Schössow: No, not directly. The website had become a little playground. Every week, Françoise Mouly would suggest a topic. For a while I was just an onlooker. After three weeks I thought, "You idiot! You can send something in too."
SPIEGEL ONLINE: How many illustrators participated?
Schössow: About 50. Every week, Mouly selected what she thought were the three best images and published them with all the other works that were submitted to the site. They had to do with the beginning of summer, fashion week, starting school, current events. All the topics that the New Yorker also covers.
SPIEGEL ONLINE: Did you get a response?
Schössow: One day there was an email in my inbox: "We are holding onto one of your suggestions. It is being considered for the cover of the New Yorker." That one was turned down! With the next topic I received another one of these emails. I was more and more motivated and I thought, "Now I want this."

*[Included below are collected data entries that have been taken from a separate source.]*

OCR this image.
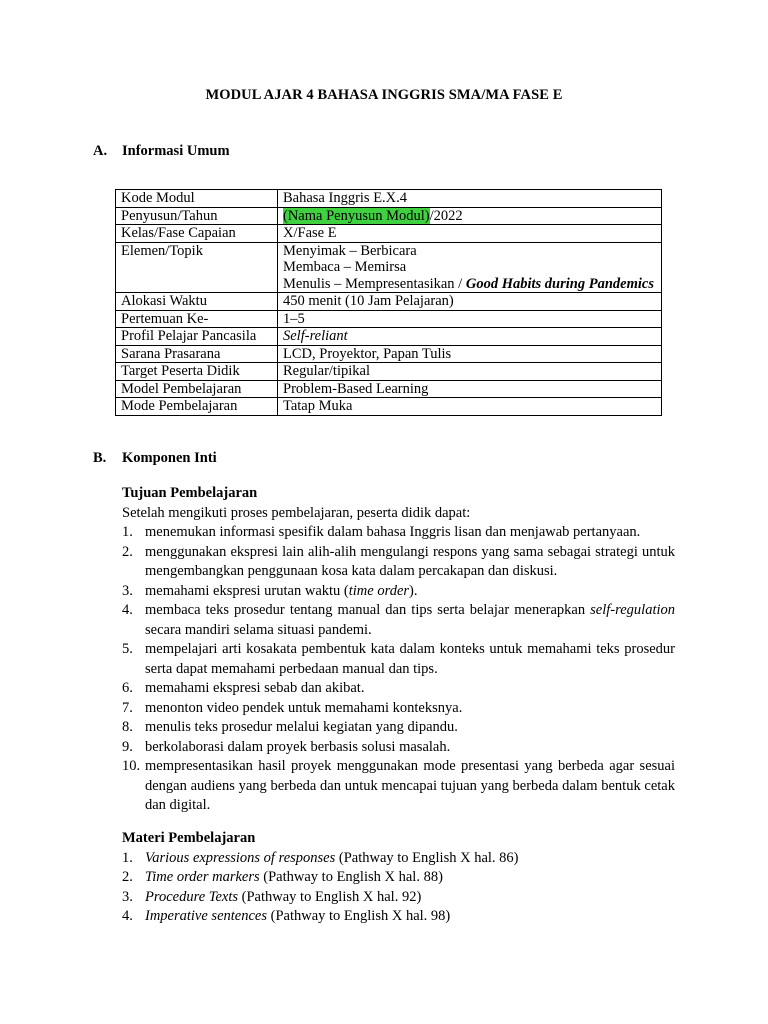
MODUL AJAR 4 BAHASA INGGRIS SMA/MA FASE E
A. Informasi Umum
Kode Modul	Bahasa Inggris E.X.4
Penyusun/Tahun	(Nama Penyusun Modul)/2022
Kelas/Fase Capaian	X/Fase E
Elemen/Topik	Menyimak – Berbicara
Membaca – Memirsa
Menulis – Mempresentasikan / Good Habits during Pandemics

Alokasi Waktu	450 menit (10 Jam Pelajaran)
Pertemuan Ke-	1–5
Profil Pelajar Pancasila	Self-reliant
Sarana Prasarana	LCD, Proyektor, Papan Tulis
Target Peserta Didik	Regular/tipikal
Model Pembelajaran	Problem-Based Learning
Mode Pembelajaran	Tatap Muka
B. Komponen Inti
Tujuan Pembelajaran
Setelah mengikuti proses pembelajaran, peserta didik dapat:
1. menemukan informasi spesifik dalam bahasa Inggris lisan dan menjawab pertanyaan.
2. menggunakan ekspresi lain alih-alih mengulangi respons yang sama sebagai strategi untuk mengembangkan penggunaan kosa kata dalam percakapan dan diskusi.
3. memahami ekspresi urutan waktu (time order).
4. membaca teks prosedur tentang manual dan tips serta belajar menerapkan self-regulation secara mandiri selama situasi pandemi.
5. mempelajari arti kosakata pembentuk kata dalam konteks untuk memahami teks prosedur serta dapat memahami perbedaan manual dan tips.
6. memahami ekspresi sebab dan akibat.
7. menonton video pendek untuk memahami konteksnya.
8. menulis teks prosedur melalui kegiatan yang dipandu.
9. berkolaborasi dalam proyek berbasis solusi masalah.
10. mempresentasikan hasil proyek menggunakan mode presentasi yang berbeda agar sesuai dengan audiens yang berbeda dan untuk mencapai tujuan yang berbeda dalam bentuk cetak dan digital.
Materi Pembelajaran
1. Various expressions of responses (Pathway to English X hal. 86)
2. Time order markers (Pathway to English X hal. 88)
3. Procedure Texts (Pathway to English X hal. 92)
4. Imperative sentences (Pathway to English X hal. 98)
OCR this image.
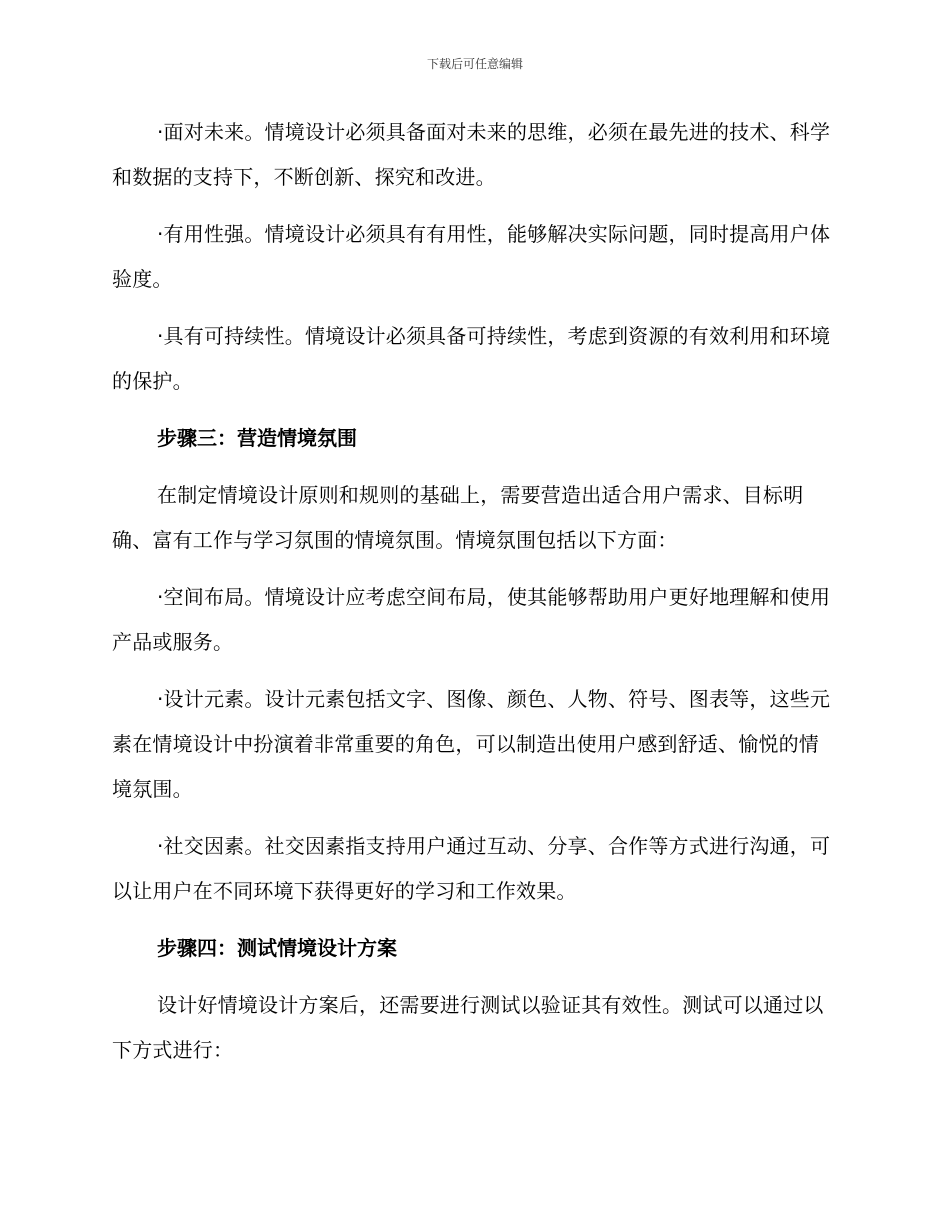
下载后可任意编辑

·面对未来。情境设计必须具备面对未来的思维，必须在最先进的技术、科学和数据的支持下，不断创新、探究和改进。

·有用性强。情境设计必须具有有用性，能够解决实际问题，同时提高用户体验度。

·具有可持续性。情境设计必须具备可持续性，考虑到资源的有效利用和环境的保护。

步骤三：营造情境氛围

在制定情境设计原则和规则的基础上，需要营造出适合用户需求、目标明确、富有工作与学习氛围的情境氛围。情境氛围包括以下方面：

·空间布局。情境设计应考虑空间布局，使其能够帮助用户更好地理解和使用产品或服务。

·设计元素。设计元素包括文字、图像、颜色、人物、符号、图表等，这些元素在情境设计中扮演着非常重要的角色，可以制造出使用户感到舒适、愉悦的情境氛围。

·社交因素。社交因素指支持用户通过互动、分享、合作等方式进行沟通，可以让用户在不同环境下获得更好的学习和工作效果。

步骤四：测试情境设计方案

设计好情境设计方案后，还需要进行测试以验证其有效性。测试可以通过以下方式进行：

SPIEGEL ONLINE: At the beginning of February, the New Yorker finally featured one of your illustrations: A skier coming down a slope as it seems to tear open behind him, revealing text underneath. How did you come up with such an image?
Schössow: After a while, the "Blown Covers" site was taken down, and I received an email requesting that I continue to send ideas, this time for the New Yorker. Attached was an overview of planned topics and key points for the coming year. On New Year's Eve I sat at my desk trying to come up with a winter-themed idea. Then the idea of the torn magazine came to me. A week later the image had made the shortlist, and finally came the call from Françoise Mouly that the editor-in-chief also liked it. I just stood there, trying in my broken English to come up with any words other than "thank you" and "fantastic."
SPIEGEL ONLINE: Such a call is like a knightly accolade, right?
Schössow: Yeah, it feels that way.
SPIEGEL ONLINE: You now join the ranks of famous painters and artists like David Hockney and Jean-Jacques Sempé who worked for the New Yorker before you. So far, not many Germans have made it to the cover
Schössow: Christoph Niemann! He lived in New York for a long time, but comes, as far as I know, from Baden-Württemberg. I called him because I needed some information -- a very nice colleague.
SPIEGEL ONLINE: You primarily design covers of books for children and young adults. How is designing a New Yorker cover different?
Schössow: It is a completely new challenge and it has greatly inspired my work overall. As with all illustrations, it's about coming up with something that is new and that creatively addresses a topic.
SPIEGEL ONLINE: A woman with a big hat appears on your second cover illustration
Schössow: I had the idea to turn the "o" in "Yorker" into a hat, so I looked up whether that's been done in all the years since 1925, and I didn't find anything.
SPIEGEL ONLINE: What makes an illustration cover-worthy?
Schössow: Sometimes I think that every illustration looks good when the words "New Yorker" are printed over it. No, I'm exaggerating a little, of course. But the magazine does have a kind of magic. There's just so much history there, which seems to ennoble a drawing. I used to skim through New Yorker cover collections during my studies, when the idea of creating one myself was still a distant dream.
SPIEGEL ONLINE: The magazine recently published your third cover image, this time with a film noir theme. Do you have something like a regular cover gig now?
Schössow: Yes, of course -- I can just send them anything at all and they'll publish it! No, but seriously, we are now in contact and I submit a draft when I have an idea. The rest is hard work and a lot of fun. Sure, I have received a lot of encouragement and congratulations, but there are really a lot of people in Germany who couldn't care less.
Interview conducted by Peter Wagner, a Munich-based freelance journalist and publisher of Das Buch als Magazin.